Free sample from 'A guide to creating effective press releases' to illustrate a point about plain English
The other day I mentioned that I came up using the idea of plain English for Simply Put after studying law (kind of).
Today I thought I'd illustrate the point and give you a free sample of A guide to creating effective press releases into the bargain, including the activity that goes with this section.
Hopefully you'll find it useful - and then buy the book. ;)
Feel free to share your thoughts in the comments.
(Free sample from A guide to creating effective press releases)
Use plain English
How many times have you heard somebody say they're really fond of the legal jargon that lawyers use or the medical jargon doctors use? Despite the fact that we don't particularly like other people using overly complex words, we all too often want to use them ourselves.
Although you may think you'll sound a lot smarter if you scour the dictionary looking for big words and fancy adjectives, the goal of a press release is to convey information, promote something, and get people interested in it. To do that, it's better to stick to plain, easy to understand English.
Plain English does not mean dull or uncreative English, it simply means that you don't force your audience to consult a thesaurus to wade through your prose.
You want to talk to your audience and engage them in language they use, not talk down to them or confuse them.
For the same reasons, you should avoid overuse of adjectives or flowery language. Note that I'm not saying to not use adjectives at all, just use them sparingly.

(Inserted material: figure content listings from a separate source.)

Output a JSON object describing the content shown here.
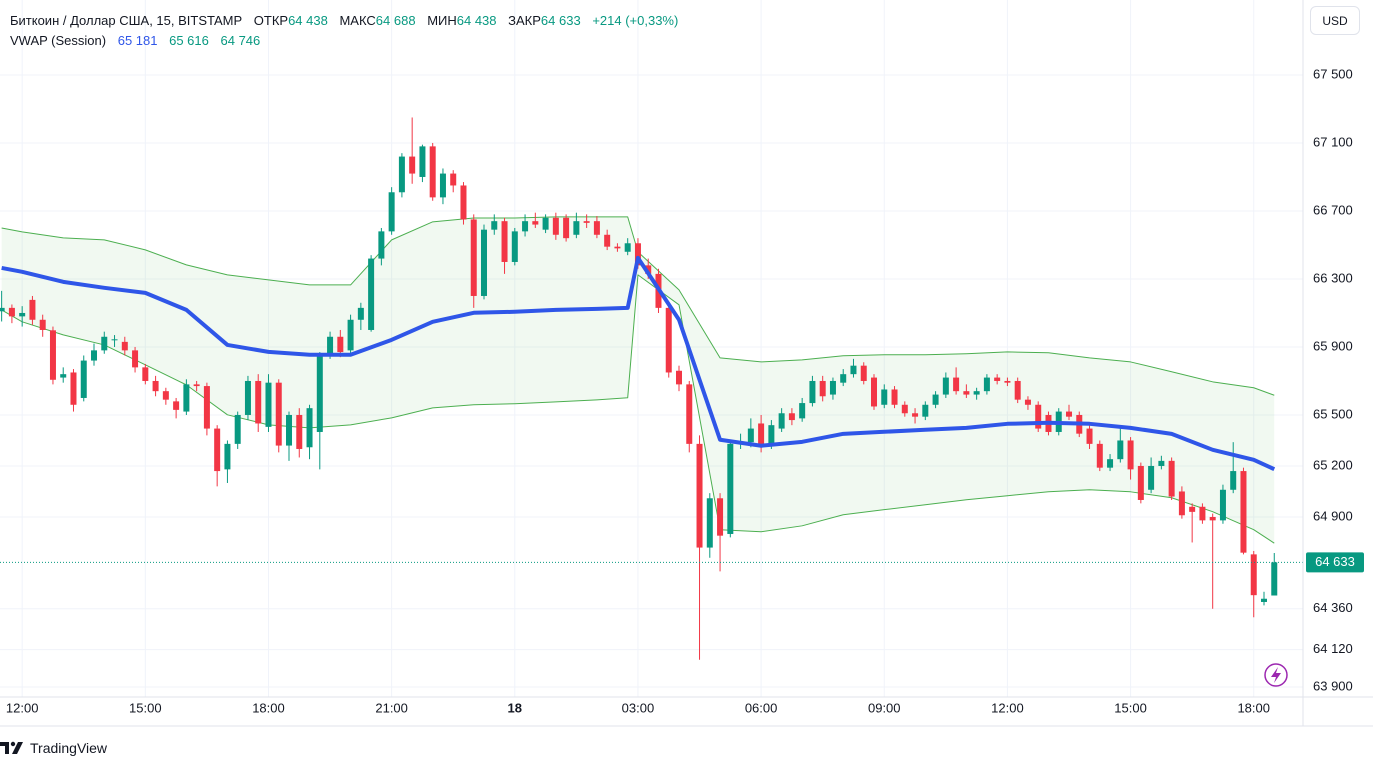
{
  "header": {
    "symbol": "Биткоин / Доллар США, 15, BITSTAMP",
    "ohlc": [
      {
        "label": "ОТКР",
        "value": "64 438"
      },
      {
        "label": "МАКС",
        "value": "64 688"
      },
      {
        "label": "МИН",
        "value": "64 438"
      },
      {
        "label": "ЗАКР",
        "value": "64 633"
      }
    ],
    "change": "+214 (+0,33%)",
    "indicator": "VWAP (Session)",
    "indicator_values": [
      "65 181",
      "65 616",
      "64 746"
    ],
    "currency": "USD"
  },
  "chart_data": {
    "type": "candlestick",
    "x": [
      11.5,
      11.75,
      12,
      12.25,
      12.5,
      12.75,
      13,
      13.25,
      13.5,
      13.75,
      14,
      14.25,
      14.5,
      14.75,
      15,
      15.25,
      15.5,
      15.75,
      16,
      16.25,
      16.5,
      16.75,
      17,
      17.25,
      17.5,
      17.75,
      18,
      18.25,
      18.5,
      18.75,
      19,
      19.25,
      19.5,
      19.75,
      20,
      20.25,
      20.5,
      20.75,
      21,
      21.25,
      21.5,
      21.75,
      22,
      22.25,
      22.5,
      22.75,
      23,
      23.25,
      23.5,
      23.75,
      24,
      24.25,
      24.5,
      24.75,
      25,
      25.25,
      25.5,
      25.75,
      26,
      26.25,
      26.5,
      26.75,
      27,
      27.25,
      27.5,
      27.75,
      28,
      28.25,
      28.5,
      28.75,
      29,
      29.25,
      29.5,
      29.75,
      30,
      30.25,
      30.5,
      30.75,
      31,
      31.25,
      31.5,
      31.75,
      32,
      32.25,
      32.5,
      32.75,
      33,
      33.25,
      33.5,
      33.75,
      34,
      34.25,
      34.5,
      34.75,
      35,
      35.25,
      35.5,
      35.75,
      36,
      36.25,
      36.5,
      36.75,
      37,
      37.25,
      37.5,
      37.75,
      38,
      38.25,
      38.5,
      38.75,
      39,
      39.25,
      39.5,
      39.75,
      40,
      40.25,
      40.5,
      40.75,
      41,
      41.25,
      41.5,
      41.75,
      42,
      42.25,
      42.5
    ],
    "open": [
      66110,
      66130,
      66080,
      66177,
      66060,
      65998,
      65720,
      65750,
      65600,
      65820,
      65880,
      65940,
      65930,
      65880,
      65780,
      65700,
      65640,
      65580,
      65520,
      65680,
      65670,
      65420,
      65180,
      65330,
      65500,
      65700,
      65430,
      65690,
      65320,
      65500,
      65310,
      65400,
      65850,
      65960,
      65880,
      66060,
      66000,
      66420,
      66580,
      66810,
      67020,
      66900,
      67080,
      66780,
      66920,
      66850,
      66650,
      66200,
      66590,
      66640,
      66400,
      66580,
      66640,
      66590,
      66660,
      66660,
      66560,
      66640,
      66640,
      66560,
      66490,
      66460,
      66510,
      66380,
      66330,
      66130,
      65760,
      65680,
      65330,
      64720,
      65010,
      64800,
      65330,
      65340,
      65450,
      65330,
      65420,
      65510,
      65480,
      65570,
      65700,
      65620,
      65690,
      65740,
      65790,
      65720,
      65560,
      65650,
      65560,
      65510,
      65490,
      65560,
      65620,
      65720,
      65640,
      65620,
      65640,
      65720,
      65700,
      65700,
      65590,
      65560,
      65500,
      65400,
      65520,
      65500,
      65420,
      65330,
      65190,
      65240,
      65350,
      65200,
      65060,
      65200,
      65230,
      65050,
      64960,
      64960,
      64900,
      64880,
      65060,
      65170,
      64680,
      64400,
      64438
    ],
    "high": [
      66230,
      66150,
      66140,
      66200,
      66090,
      66020,
      65780,
      65770,
      65850,
      65920,
      65990,
      65970,
      65960,
      65900,
      65800,
      65730,
      65660,
      65600,
      65710,
      65700,
      65690,
      65440,
      65350,
      65520,
      65730,
      65740,
      65740,
      65710,
      65520,
      65540,
      65560,
      65870,
      65990,
      66000,
      66090,
      66160,
      66440,
      66600,
      66840,
      67040,
      67250,
      67090,
      67100,
      66950,
      66940,
      66870,
      66680,
      66620,
      66680,
      66660,
      66600,
      66680,
      66690,
      66680,
      66690,
      66680,
      66690,
      66680,
      66670,
      66590,
      66510,
      66540,
      66540,
      66420,
      66360,
      66160,
      65790,
      65700,
      65380,
      65040,
      65040,
      65350,
      65390,
      65480,
      65500,
      65470,
      65540,
      65540,
      65600,
      65730,
      65730,
      65720,
      65770,
      65830,
      65810,
      65740,
      65680,
      65670,
      65580,
      65540,
      65580,
      65640,
      65750,
      65780,
      65680,
      65660,
      65740,
      65740,
      65720,
      65720,
      65610,
      65580,
      65520,
      65540,
      65560,
      65520,
      65440,
      65350,
      65270,
      65420,
      65370,
      65220,
      65250,
      65260,
      65250,
      65080,
      64980,
      64980,
      64920,
      65090,
      65340,
      65190,
      64700,
      64460,
      64688
    ],
    "low": [
      66050,
      66040,
      66020,
      66030,
      65960,
      65680,
      65690,
      65520,
      65580,
      65790,
      65860,
      65900,
      65850,
      65750,
      65680,
      65610,
      65560,
      65480,
      65500,
      65640,
      65380,
      65080,
      65100,
      65300,
      65470,
      65400,
      65400,
      65280,
      65230,
      65250,
      65240,
      65180,
      65830,
      65840,
      65860,
      66000,
      65990,
      66380,
      66560,
      66780,
      66860,
      66870,
      66760,
      66740,
      66810,
      66620,
      66130,
      66180,
      66560,
      66330,
      66380,
      66550,
      66600,
      66570,
      66530,
      66520,
      66540,
      66600,
      66540,
      66470,
      66460,
      66440,
      66360,
      66300,
      66100,
      65720,
      65640,
      65280,
      64060,
      64660,
      64580,
      64780,
      65300,
      65310,
      65280,
      65300,
      65400,
      65440,
      65460,
      65550,
      65580,
      65590,
      65670,
      65720,
      65680,
      65530,
      65540,
      65540,
      65490,
      65450,
      65470,
      65540,
      65600,
      65620,
      65600,
      65590,
      65620,
      65680,
      65670,
      65570,
      65530,
      65400,
      65380,
      65380,
      65470,
      65370,
      65300,
      65170,
      65170,
      65220,
      65120,
      64980,
      65040,
      65180,
      65000,
      64890,
      64750,
      64860,
      64360,
      64860,
      65040,
      64680,
      64310,
      64380,
      64438
    ],
    "close": [
      66130,
      66080,
      66100,
      66060,
      66000,
      65707,
      65740,
      65560,
      65820,
      65880,
      65960,
      65945,
      65880,
      65780,
      65700,
      65640,
      65590,
      65530,
      65680,
      65670,
      65420,
      65170,
      65330,
      65500,
      65700,
      65450,
      65690,
      65320,
      65500,
      65300,
      65540,
      65850,
      65960,
      65870,
      66060,
      66130,
      66420,
      66580,
      66810,
      67020,
      66920,
      67080,
      66780,
      66920,
      66850,
      66650,
      66200,
      66590,
      66640,
      66400,
      66580,
      66640,
      66620,
      66660,
      66560,
      66540,
      66640,
      66630,
      66560,
      66490,
      66480,
      66510,
      66380,
      66330,
      66130,
      65750,
      65680,
      65330,
      64720,
      65010,
      64790,
      65330,
      65340,
      65420,
      65320,
      65440,
      65510,
      65470,
      65570,
      65700,
      65610,
      65700,
      65740,
      65790,
      65700,
      65550,
      65650,
      65560,
      65510,
      65490,
      65560,
      65620,
      65720,
      65640,
      65620,
      65640,
      65720,
      65700,
      65690,
      65590,
      65560,
      65420,
      65400,
      65520,
      65490,
      65390,
      65330,
      65190,
      65240,
      65350,
      65180,
      65000,
      65200,
      65230,
      65020,
      64910,
      64930,
      64880,
      64880,
      65060,
      65170,
      64690,
      64440,
      64419,
      64633
    ],
    "up_color": "#089981",
    "down_color": "#f23645",
    "lines": [
      {
        "color": "#2f56e8",
        "x": [
          11.5,
          12,
          13,
          14,
          15,
          16,
          17,
          18,
          19,
          20,
          21,
          22,
          23,
          24,
          25,
          26,
          26.75,
          27,
          28,
          29,
          30,
          31,
          32,
          33,
          34,
          35,
          36,
          37,
          38,
          39,
          40,
          41,
          42,
          42.5
        ],
        "values": [
          66365,
          66342,
          66283,
          66248,
          66218,
          66118,
          65912,
          65871,
          65854,
          65854,
          65942,
          66048,
          66101,
          66107,
          66118,
          66124,
          66130,
          66424,
          66060,
          65354,
          65319,
          65342,
          65389,
          65401,
          65413,
          65424,
          65448,
          65454,
          65448,
          65424,
          65389,
          65295,
          65236,
          65181
        ]
      },
      {
        "color": "#4caf50",
        "x": [
          11.5,
          12,
          13,
          14,
          15,
          16,
          17,
          18,
          19,
          20,
          21,
          22,
          23,
          24,
          25,
          26,
          26.75,
          27,
          28,
          29,
          30,
          31,
          32,
          33,
          34,
          35,
          36,
          37,
          38,
          39,
          40,
          41,
          42,
          42.5
        ],
        "values": [
          66600,
          66577,
          66542,
          66530,
          66471,
          66383,
          66324,
          66295,
          66265,
          66265,
          66530,
          66636,
          66659,
          66659,
          66665,
          66665,
          66665,
          66459,
          66236,
          65836,
          65812,
          65824,
          65848,
          65854,
          65854,
          65860,
          65871,
          65866,
          65836,
          65812,
          65754,
          65695,
          65660,
          65616
        ]
      },
      {
        "color": "#4caf50",
        "x": [
          11.5,
          12,
          13,
          14,
          15,
          16,
          17,
          18,
          19,
          20,
          21,
          22,
          23,
          24,
          25,
          26,
          26.75,
          27,
          28,
          29,
          30,
          31,
          32,
          33,
          34,
          35,
          36,
          37,
          38,
          39,
          40,
          41,
          42,
          42.5
        ],
        "values": [
          66118,
          66048,
          65971,
          65912,
          65795,
          65677,
          65501,
          65442,
          65424,
          65442,
          65483,
          65542,
          65560,
          65566,
          65577,
          65589,
          65601,
          66324,
          66148,
          64825,
          64813,
          64848,
          64913,
          64943,
          64972,
          65001,
          65025,
          65048,
          65060,
          65048,
          65013,
          64931,
          64825,
          64746
        ]
      }
    ],
    "band_fill": "rgba(76,175,80,0.08)",
    "xlim": [
      11.46,
      43.2
    ],
    "ylim": [
      63841,
      67941
    ],
    "xticks": [
      {
        "value": 12,
        "label": "12:00"
      },
      {
        "value": 15,
        "label": "15:00"
      },
      {
        "value": 18,
        "label": "18:00"
      },
      {
        "value": 21,
        "label": "21:00"
      },
      {
        "value": 24,
        "label": "18"
      },
      {
        "value": 27,
        "label": "03:00"
      },
      {
        "value": 30,
        "label": "06:00"
      },
      {
        "value": 33,
        "label": "09:00"
      },
      {
        "value": 36,
        "label": "12:00"
      },
      {
        "value": 39,
        "label": "15:00"
      },
      {
        "value": 42,
        "label": "18:00"
      }
    ],
    "yticks": [
      {
        "value": 63900,
        "label": "63 900"
      },
      {
        "value": 64120,
        "label": "64 120"
      },
      {
        "value": 64360,
        "label": "64 360"
      },
      {
        "value": 64900,
        "label": "64 900"
      },
      {
        "value": 65200,
        "label": "65 200"
      },
      {
        "value": 65500,
        "label": "65 500"
      },
      {
        "value": 65900,
        "label": "65 900"
      },
      {
        "value": 66300,
        "label": "66 300"
      },
      {
        "value": 66700,
        "label": "66 700"
      },
      {
        "value": 67100,
        "label": "67 100"
      },
      {
        "value": 67500,
        "label": "67 500"
      }
    ],
    "last_price": {
      "value": 64633,
      "label": "64 633"
    },
    "grid": true
  },
  "footer": {
    "brand": "TradingView"
  }
}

Be aware of who you're writing for, and write appropriately.
It's fine to use emotive language when it's suitable, but it soon becomes tiring to read about how incredibly super-duper awesomely amazing your product or service is.
Read your press releases aloud and honestly evaluate how you would feel if somebody was talking to you about what they were promoting. If you're writing a press release for yourself or your product, does it sound like you?